There is one example to explaining associations in UML.

A person works for a company; a company has a number offices.

But I am unable to understand the relationship between Person, Company, and Office classes. My understanding is:

  1. a company consists of many persons as employees but these classes exist independently so that is simple association with 0..* multiplicity on Person class' end
  2. a company has many offices and those offices will not exist if there is no company so that is composition having Company as the parent class and 0..* multiplicity on Branch class' end.

But I am not sure of 2nd point. Please correct me if I am wrong.

Thank you.


Solution

  • Why use composition or aggregation in this situation at all? The UML spec leaves the meaning of aggregation to the modeler. What do you want it to mean to your audience? And the meaning of composition is probably too strong for this situation. Thus, why use it here? I recommend you use a simple association.
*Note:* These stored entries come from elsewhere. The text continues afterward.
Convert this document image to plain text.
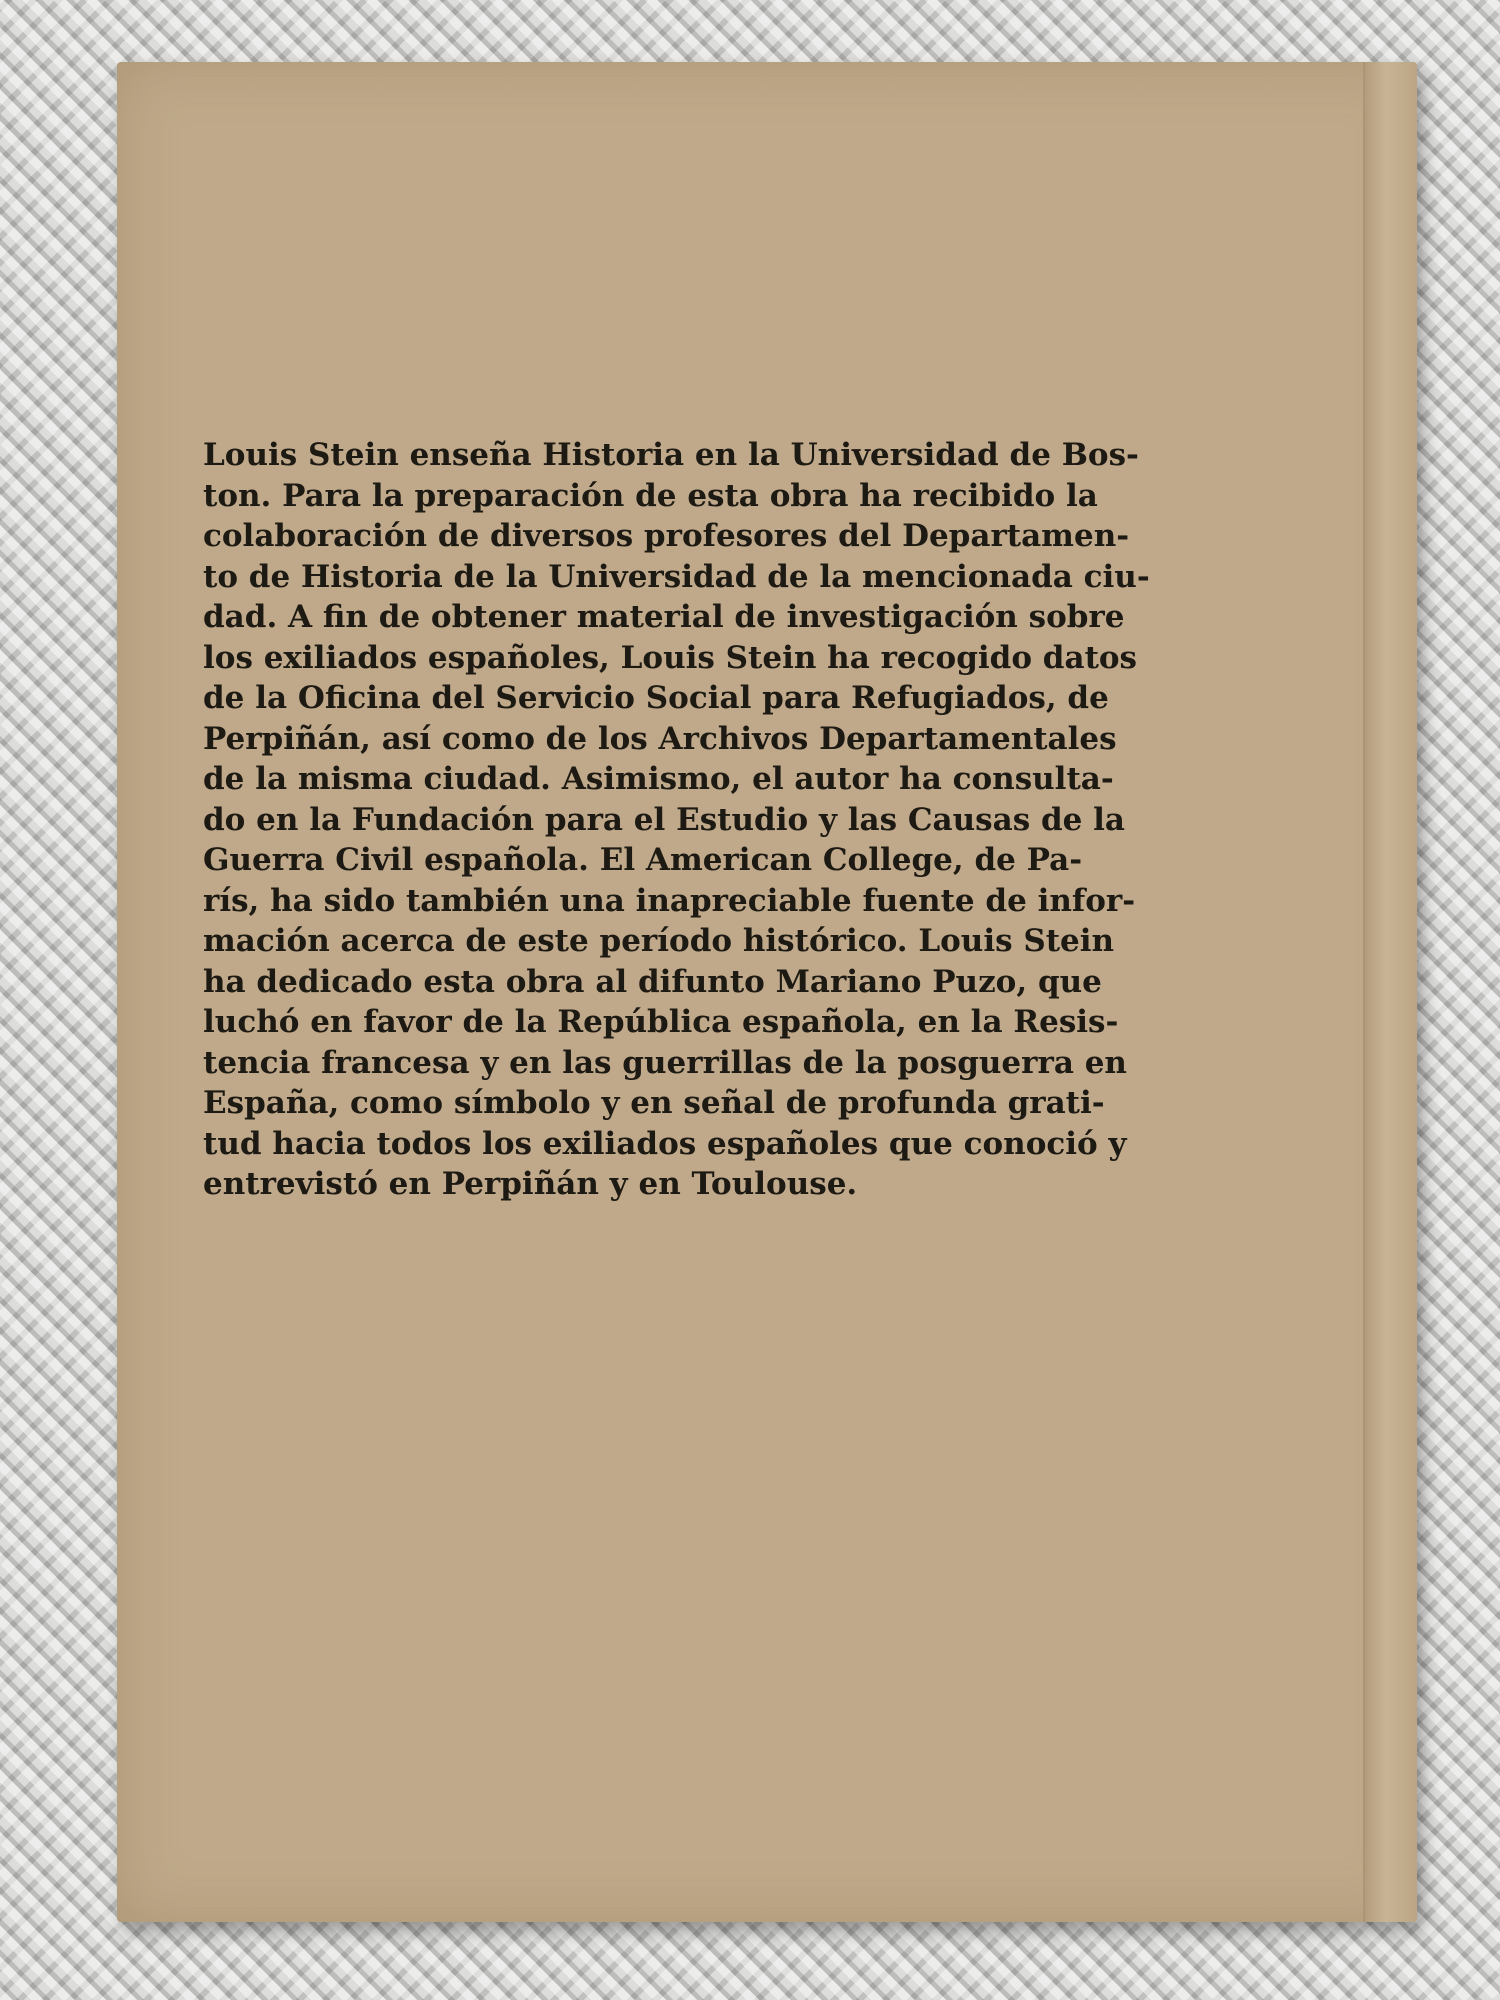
Louis Stein enseña Historia en la Universidad de Bos-
ton. Para la preparación de esta obra ha recibido la
colaboración de diversos profesores del Departamen-
to de Historia de la Universidad de la mencionada ciu-
dad. A fin de obtener material de investigación sobre
los exiliados españoles, Louis Stein ha recogido datos
de la Oficina del Servicio Social para Refugiados, de
Perpiñán, así como de los Archivos Departamentales
de la misma ciudad. Asimismo, el autor ha consulta-
do en la Fundación para el Estudio y las Causas de la
Guerra Civil española. El American College, de Pa-
rís, ha sido también una inapreciable fuente de infor-
mación acerca de este período histórico. Louis Stein
ha dedicado esta obra al difunto Mariano Puzo, que
luchó en favor de la República española, en la Resis-
tencia francesa y en las guerrillas de la posguerra en
España, como símbolo y en señal de profunda grati-
tud hacia todos los exiliados españoles que conoció y
entrevistó en Perpiñán y en Toulouse.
    If I were you, I would stay truer to the problem domain. In the world I know, Offices don't cease to exist when a Company goes out of business. Rather, a Company occupies some number of Offices for some limited period of time. If a Company goes out of business, the Offices get sold or leased to some other Company. The Offices are not burned to the ground.

    If you aren't true to the problem domain in an application, then the shortcuts you take will become invalid when the customer "changes the requirements" for that application. The problem domain doesn't actually change much, just the shortcuts you are allowed to take. If you take shortcuts to satisfy requirements in a way that are misaligned with the problem domain, it is expensive to adjust the application. Your customer becomes unhappy and you wind up working overtime. Save yourself and everyone the trouble!